Research Roundup will be hosted by my guest author, Dr. Patrick Downie. He is a chiropractic physician and has been involved in the acupuncture education profession for over 15 years. He has taught for acupuncture colleges in Chicago, Illinois, Santa Monica, California and Sarasota, Florida. He has been a professor, department chair, and academic dean during his tenure. He currently teaches in a research-focused acupuncture doctoral program and consistently reviews the acupuncture literature. It is a great honor to have him writing for us outside of his normal academic setting, and bringing you up to speed on current research.
Acupuncture and Immunity
Of particular importance during these unusual times is the immune system. A robust immune system can defend the body against a variety of microorganisms such as bacteria and viruses. Modern lifestyle elements, such as stress, poor food choices, and lack of sleep, can impair the immune system’s ability to work at peak efficiency.
Dr. Rhoads has mentioned to you before that acupuncture can boost the immune system, but how can it do that?
A recent article published just this past April explored acupuncture’s effect on this very topic. Your immune system is complex and consists of many linked components. One very important aspect is the cells. There are many cells that work together to maintain an effective immune system. There are the B cells that produce antibodies and there are the T cells that play a role in surveillance and specifically killing target cells. While there are many types of T cells with differing functions, two, in particular, are worth noting. These are the helper T cells, usually denoted as T4 or CD 4 cells and the killer T cells, usually denoted as T8 or CD 8 cells. They work together to limit the spread of microorganisms, and their balance is critical, with too few or too many of either disrupting how well the system works. This particular article demonstrated that the study found that acupuncture can restore the CD 4/CD 8 ratio, improving the immune function of patients.
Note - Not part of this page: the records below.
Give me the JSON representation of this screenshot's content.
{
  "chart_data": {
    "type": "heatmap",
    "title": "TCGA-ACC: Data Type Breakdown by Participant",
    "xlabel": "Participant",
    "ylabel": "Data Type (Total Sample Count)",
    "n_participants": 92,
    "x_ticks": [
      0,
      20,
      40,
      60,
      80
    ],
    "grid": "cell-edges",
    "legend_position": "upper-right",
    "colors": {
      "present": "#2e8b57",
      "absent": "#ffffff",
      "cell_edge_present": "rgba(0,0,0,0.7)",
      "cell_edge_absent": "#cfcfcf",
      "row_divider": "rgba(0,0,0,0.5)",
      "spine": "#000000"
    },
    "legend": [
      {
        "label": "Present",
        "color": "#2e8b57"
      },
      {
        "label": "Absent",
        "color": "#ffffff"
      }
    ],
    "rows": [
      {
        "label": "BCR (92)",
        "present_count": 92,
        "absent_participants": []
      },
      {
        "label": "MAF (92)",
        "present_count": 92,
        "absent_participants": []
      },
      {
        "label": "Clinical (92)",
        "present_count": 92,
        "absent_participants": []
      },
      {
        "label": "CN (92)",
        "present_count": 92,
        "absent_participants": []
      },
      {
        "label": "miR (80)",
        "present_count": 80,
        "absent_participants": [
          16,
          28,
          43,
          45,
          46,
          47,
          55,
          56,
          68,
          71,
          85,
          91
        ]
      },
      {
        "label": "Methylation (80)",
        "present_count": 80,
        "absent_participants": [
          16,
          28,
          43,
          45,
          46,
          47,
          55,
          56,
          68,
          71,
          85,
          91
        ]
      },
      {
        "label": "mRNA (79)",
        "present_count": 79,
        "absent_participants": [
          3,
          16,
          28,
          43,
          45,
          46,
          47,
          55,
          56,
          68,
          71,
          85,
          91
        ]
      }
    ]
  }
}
The study was focused on patients with chronic obstructive pulmonary disease (COPD), which includes emphysema and chronic bronchitis, but the study is applicable in the current environment of COVID-19.
While this is just one article, it does demonstrate two things; that acupuncture does have a developing research basis, and that acupuncture works by directly affecting the body’s existing cells and systems. As with any exploration into how something works, more information from continued research is required. Acupuncture works, there is no doubt there. How it works is supported by the increasing body of evidence that the research is showing.
We hoped that you enjoyed your introduction to Rhoads to Health Research Roundup. More reviews will be posted in the coming weeks and months.